Workbench 0.18 User Guide

Overview

Transformers

A transformer reads data in one format and outputs it in another.  A transformer is defined with an input and output format based on file extension, and several can be chained together to achieve the required transformation.

Diagram of a transformer chain

The diagram above shows how a netsh trace command (with a file extension of .etl) is transformed once into a Wireshark PCAP-NG by a transformer called Babel, and then transformed again by Tshark into a CSV.  This is called a transformation path.  A transformation path can have one or more steps.

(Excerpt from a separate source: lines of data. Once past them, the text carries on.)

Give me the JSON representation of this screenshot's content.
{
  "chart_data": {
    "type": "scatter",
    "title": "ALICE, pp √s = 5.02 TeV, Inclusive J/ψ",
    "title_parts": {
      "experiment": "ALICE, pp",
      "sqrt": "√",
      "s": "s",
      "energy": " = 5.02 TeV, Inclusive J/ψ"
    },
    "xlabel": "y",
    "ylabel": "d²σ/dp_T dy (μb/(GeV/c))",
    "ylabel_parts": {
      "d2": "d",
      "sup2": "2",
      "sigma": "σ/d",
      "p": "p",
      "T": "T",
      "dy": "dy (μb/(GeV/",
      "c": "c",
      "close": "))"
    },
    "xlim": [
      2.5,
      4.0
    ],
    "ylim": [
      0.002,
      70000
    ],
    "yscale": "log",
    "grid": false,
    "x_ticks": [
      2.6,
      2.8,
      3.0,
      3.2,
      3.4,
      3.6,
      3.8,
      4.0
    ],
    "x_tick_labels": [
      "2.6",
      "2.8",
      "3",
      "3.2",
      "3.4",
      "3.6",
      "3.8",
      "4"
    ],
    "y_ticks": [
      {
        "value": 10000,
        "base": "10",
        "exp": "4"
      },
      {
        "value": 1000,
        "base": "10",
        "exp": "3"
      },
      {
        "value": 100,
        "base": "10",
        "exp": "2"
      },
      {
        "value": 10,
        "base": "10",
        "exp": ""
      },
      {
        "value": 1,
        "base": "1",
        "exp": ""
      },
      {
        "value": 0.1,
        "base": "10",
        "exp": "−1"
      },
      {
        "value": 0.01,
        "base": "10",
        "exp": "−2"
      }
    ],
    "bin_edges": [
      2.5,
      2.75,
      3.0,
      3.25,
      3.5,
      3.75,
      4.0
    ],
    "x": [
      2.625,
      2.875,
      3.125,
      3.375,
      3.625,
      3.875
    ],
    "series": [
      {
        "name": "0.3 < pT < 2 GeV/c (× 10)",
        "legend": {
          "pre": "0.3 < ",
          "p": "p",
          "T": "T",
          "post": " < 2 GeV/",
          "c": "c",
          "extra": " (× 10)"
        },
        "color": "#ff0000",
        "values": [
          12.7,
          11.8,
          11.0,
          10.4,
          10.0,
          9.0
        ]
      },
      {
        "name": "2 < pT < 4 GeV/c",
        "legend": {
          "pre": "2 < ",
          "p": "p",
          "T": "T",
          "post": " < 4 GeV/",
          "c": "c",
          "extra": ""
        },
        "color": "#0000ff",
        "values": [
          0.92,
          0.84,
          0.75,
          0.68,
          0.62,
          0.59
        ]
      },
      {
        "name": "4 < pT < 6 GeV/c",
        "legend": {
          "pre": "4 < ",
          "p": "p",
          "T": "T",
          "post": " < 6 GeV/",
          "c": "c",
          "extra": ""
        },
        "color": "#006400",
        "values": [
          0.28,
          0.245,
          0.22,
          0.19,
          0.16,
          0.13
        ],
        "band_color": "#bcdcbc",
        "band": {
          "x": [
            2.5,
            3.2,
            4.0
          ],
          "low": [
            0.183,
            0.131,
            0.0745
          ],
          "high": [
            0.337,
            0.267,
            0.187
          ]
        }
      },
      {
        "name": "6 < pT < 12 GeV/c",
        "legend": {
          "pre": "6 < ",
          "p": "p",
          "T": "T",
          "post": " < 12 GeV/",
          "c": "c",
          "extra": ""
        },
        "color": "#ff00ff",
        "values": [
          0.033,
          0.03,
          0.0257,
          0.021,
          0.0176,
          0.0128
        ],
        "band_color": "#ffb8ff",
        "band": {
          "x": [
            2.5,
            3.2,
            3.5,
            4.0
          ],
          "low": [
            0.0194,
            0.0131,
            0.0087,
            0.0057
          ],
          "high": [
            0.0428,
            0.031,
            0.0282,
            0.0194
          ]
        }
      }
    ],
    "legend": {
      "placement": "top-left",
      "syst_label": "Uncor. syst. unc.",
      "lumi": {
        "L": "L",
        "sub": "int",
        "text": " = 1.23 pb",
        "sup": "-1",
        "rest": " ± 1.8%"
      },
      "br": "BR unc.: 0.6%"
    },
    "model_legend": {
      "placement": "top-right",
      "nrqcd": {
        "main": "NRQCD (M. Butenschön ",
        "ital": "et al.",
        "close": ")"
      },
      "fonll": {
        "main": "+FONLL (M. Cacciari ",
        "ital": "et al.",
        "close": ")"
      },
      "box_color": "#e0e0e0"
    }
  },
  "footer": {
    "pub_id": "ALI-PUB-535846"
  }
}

When an analyst drags a tool over a data object, Workbench performs a sequence of checks:

  • Does the tool support the file format of the data object?  If so, dropping the tool on the object opens the file in the tool.
  • Is there a suitable transformation path to convert the data object native format to a format supported by the tool?  If so, dropping the tool on the object causes Workbench to run the transformation steps to convert the file into a supported format.  Workbench then launches the tool which opens the converted file.
  • If the file format is not supported and there is no suitable transformation path, hovering a tool over the object will cause it to be outlined in red.

Screenshot showing icon outlined in red

These checks and transformations are seamless; the analyst can view progress through messages shown in the Console window but, otherwise, need not worry about the steps involved in transformations.

Depending on the size and complexity of a transformation, the analyst may see a short delay when opening a transformed data object.  To improve performance, Workbench caches transformed files in a directory within the workspace.  When a user subsequently drops a tool on a non-native file, Workbench first checks the cache for a suitable transformed file before running a transformation.

Therefore, a data object may have many formats; hence the term Multi-format Object.